Page MenuHomePhabricator

Implement "Jenkins uptime" KPI
Closed, DeclinedPublic


Goal: none of that

Purpose: jenkins being down is bad

How: not sure...

Event Timeline

greg created this task.Aug 11 2015, 11:52 PM
greg raised the priority of this task from to Needs Triage.
greg updated the task description. (Show Details)
greg added a project: Release-Engineering-Team.
greg added subscribers: greg, Aklapper.
hashar triaged this task as Low priority.Aug 26 2015, 10:33 AM
hashar added a subscriber: hashar.

Jenkins is only a piece of the tool chain and it is barely down (though I have no metric to backup that claim).

The most troubling issues we encountered over a year were:

  • Gerrit lagging out on some DB reads. Causes mis failures, though it is pretty rare
  • Beta cluster jobs being deadlocked, got fixed via upstream.
  • Zuul not retriggering enqueued jobs when the Gearman server died (I fixed it back in October 2014).

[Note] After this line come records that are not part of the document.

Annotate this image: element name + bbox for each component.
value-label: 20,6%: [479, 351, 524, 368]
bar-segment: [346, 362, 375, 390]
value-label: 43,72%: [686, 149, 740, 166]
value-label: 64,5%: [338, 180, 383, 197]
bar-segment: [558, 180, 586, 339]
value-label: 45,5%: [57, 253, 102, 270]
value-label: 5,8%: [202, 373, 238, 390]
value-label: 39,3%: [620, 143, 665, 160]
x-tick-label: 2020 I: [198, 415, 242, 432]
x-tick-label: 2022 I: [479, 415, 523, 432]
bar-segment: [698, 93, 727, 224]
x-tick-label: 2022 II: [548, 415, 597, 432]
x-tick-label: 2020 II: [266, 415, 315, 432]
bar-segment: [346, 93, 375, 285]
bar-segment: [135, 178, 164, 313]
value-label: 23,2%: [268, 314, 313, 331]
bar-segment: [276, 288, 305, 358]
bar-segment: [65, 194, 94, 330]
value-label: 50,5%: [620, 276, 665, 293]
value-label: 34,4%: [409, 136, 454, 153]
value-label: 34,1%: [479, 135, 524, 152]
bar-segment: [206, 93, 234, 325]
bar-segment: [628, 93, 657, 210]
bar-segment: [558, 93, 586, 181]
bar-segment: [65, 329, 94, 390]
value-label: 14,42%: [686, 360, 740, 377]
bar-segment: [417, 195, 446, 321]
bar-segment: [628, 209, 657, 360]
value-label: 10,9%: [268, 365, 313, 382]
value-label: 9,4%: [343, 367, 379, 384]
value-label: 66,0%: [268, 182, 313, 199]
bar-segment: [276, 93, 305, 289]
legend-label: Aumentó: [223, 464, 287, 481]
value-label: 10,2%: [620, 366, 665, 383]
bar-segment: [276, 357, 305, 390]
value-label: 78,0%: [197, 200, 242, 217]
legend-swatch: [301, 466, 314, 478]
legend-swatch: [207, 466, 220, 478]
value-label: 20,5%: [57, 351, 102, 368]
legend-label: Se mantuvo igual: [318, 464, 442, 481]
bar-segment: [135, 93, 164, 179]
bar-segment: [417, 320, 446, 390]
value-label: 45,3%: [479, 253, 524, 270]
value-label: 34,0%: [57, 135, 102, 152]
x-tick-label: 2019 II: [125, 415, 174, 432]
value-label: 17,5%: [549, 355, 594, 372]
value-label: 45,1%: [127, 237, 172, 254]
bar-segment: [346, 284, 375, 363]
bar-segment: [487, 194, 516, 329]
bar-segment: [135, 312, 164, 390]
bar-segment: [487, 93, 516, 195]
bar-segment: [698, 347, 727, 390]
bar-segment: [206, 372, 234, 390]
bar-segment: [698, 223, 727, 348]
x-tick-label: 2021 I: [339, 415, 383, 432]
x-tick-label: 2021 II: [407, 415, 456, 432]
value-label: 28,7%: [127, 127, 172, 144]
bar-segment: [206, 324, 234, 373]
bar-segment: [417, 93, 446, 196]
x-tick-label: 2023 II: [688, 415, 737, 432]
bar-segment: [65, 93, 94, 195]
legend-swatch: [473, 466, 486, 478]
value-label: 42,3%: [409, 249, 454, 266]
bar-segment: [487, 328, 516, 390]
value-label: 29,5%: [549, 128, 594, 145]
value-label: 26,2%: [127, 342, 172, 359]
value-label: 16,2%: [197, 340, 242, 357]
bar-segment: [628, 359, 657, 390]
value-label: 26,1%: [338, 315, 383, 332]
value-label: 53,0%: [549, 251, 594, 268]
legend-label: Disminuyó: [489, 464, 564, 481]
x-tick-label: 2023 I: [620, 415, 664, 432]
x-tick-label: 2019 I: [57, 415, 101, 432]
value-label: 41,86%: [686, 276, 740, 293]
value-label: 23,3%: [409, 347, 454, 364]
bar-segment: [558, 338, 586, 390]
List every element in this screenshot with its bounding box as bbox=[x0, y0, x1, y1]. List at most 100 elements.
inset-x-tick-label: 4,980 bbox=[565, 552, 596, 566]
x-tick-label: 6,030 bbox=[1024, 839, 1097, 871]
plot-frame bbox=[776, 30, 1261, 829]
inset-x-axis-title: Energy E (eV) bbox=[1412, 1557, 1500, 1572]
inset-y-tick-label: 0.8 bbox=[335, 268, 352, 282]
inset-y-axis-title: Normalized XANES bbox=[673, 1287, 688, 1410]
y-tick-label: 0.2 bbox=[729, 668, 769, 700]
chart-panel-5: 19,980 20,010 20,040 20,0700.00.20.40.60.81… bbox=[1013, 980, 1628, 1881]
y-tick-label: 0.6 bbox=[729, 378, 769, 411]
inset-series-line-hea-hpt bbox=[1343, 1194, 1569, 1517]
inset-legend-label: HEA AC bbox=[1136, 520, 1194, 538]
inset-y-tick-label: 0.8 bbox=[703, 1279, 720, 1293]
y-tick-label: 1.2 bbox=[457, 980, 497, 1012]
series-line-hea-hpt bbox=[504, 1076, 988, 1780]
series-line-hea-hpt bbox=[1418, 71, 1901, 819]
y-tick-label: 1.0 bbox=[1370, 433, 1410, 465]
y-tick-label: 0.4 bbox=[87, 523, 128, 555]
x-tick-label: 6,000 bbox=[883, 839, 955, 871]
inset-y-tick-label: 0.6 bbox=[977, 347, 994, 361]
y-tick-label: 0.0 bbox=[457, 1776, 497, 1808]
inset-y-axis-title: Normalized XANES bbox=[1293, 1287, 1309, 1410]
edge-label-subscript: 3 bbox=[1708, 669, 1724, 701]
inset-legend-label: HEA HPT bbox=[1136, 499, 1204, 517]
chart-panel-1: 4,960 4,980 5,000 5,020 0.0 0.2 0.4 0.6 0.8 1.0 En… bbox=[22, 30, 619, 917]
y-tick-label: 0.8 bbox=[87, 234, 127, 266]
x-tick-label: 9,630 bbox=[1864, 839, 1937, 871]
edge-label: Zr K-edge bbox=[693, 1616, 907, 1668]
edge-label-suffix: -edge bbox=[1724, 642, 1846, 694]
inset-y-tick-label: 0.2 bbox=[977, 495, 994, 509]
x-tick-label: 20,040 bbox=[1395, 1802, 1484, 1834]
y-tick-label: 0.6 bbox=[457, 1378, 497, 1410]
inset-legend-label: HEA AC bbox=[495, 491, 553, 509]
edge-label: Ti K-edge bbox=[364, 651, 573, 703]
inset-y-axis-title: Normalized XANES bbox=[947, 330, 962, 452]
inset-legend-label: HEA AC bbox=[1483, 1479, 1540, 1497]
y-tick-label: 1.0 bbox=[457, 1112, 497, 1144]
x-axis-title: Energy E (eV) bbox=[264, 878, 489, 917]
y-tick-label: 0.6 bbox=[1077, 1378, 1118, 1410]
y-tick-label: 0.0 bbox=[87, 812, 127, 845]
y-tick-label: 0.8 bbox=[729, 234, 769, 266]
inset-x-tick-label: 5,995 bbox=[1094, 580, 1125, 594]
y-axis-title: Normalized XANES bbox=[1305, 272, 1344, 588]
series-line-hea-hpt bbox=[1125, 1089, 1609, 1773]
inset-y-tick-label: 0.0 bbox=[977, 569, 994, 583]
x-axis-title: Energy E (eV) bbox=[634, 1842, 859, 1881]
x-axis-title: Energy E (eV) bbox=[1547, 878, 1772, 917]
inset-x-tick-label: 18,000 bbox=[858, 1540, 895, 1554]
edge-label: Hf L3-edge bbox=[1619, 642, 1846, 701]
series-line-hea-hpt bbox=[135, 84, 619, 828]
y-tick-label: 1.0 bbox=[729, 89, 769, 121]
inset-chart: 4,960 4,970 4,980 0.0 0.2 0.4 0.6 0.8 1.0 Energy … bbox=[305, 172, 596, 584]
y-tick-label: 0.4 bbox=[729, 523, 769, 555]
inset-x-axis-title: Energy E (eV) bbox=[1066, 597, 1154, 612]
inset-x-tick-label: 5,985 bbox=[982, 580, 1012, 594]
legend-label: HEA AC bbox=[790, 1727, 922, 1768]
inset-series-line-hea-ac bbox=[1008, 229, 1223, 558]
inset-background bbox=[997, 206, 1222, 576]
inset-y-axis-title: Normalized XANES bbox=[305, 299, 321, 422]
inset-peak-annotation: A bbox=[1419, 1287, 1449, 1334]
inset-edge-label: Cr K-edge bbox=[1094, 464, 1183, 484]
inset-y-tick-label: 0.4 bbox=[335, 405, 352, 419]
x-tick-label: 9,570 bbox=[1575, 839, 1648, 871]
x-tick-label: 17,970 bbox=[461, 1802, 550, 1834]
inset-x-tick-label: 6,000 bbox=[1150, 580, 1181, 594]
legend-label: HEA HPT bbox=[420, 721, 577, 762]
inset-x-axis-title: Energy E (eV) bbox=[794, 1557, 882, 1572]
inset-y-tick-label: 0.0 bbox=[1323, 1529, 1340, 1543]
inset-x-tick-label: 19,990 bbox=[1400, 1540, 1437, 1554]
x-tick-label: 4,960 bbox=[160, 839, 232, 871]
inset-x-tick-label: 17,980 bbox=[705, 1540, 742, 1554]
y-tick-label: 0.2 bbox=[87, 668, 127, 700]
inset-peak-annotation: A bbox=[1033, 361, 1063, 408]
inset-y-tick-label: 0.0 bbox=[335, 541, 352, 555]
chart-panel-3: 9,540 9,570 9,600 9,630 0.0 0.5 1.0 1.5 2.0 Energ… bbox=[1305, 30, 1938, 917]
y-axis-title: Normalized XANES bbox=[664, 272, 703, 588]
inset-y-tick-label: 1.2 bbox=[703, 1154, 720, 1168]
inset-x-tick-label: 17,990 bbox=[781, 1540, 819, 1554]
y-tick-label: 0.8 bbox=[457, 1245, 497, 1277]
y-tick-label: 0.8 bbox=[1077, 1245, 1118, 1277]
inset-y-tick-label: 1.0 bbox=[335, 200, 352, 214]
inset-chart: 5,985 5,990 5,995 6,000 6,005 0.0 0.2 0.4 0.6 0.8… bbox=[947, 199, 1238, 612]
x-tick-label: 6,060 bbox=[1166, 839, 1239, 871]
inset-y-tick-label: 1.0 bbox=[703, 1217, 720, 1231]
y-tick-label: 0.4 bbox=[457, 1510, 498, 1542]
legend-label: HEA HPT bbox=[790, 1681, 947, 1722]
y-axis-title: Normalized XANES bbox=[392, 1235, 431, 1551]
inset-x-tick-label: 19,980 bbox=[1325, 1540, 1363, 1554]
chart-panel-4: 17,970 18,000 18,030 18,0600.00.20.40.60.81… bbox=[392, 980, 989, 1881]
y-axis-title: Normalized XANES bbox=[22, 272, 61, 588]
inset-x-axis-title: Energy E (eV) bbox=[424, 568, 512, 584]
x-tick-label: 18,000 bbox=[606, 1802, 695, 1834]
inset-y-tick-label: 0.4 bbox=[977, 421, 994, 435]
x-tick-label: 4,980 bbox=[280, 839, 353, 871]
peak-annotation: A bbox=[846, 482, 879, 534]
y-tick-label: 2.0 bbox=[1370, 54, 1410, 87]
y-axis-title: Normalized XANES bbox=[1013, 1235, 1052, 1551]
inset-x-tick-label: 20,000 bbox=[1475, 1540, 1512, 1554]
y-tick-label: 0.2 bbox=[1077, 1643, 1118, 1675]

I think that KPI should be renamed to measuring the whole CI toolchain works properly. Zuul has support to cron a job (say every 5 minutes), we can then emit some stat reporting the time to run the dummy job and whether it worked. In case of failure, I am not sure what is going to be Zuul behavior, I suspect it will enqueue a job every 5 minutes and run them all whenever the service is back. Might clutter the stats.

From our team meeting yesterday, I guess this is a low priority for now.

greg moved this task from INBOX to Backlog on the Release-Engineering-Team board.Sep 10 2015, 4:36 AM

Maybe later? I dont think Jenkins uptime itself is much important, it has been pretty robust over the years beside a few incident including the host machine going dead for a day. I dont think Jenkins is the most crucial part and we would need some kind of full stack test to assert the whole stack works properly.

greg closed this task as Declined.May 3 2017, 10:55 PM

We have monitoring for zuul already and that gets to the "business purpose" behind the idea of this proposal. Not needed anymore.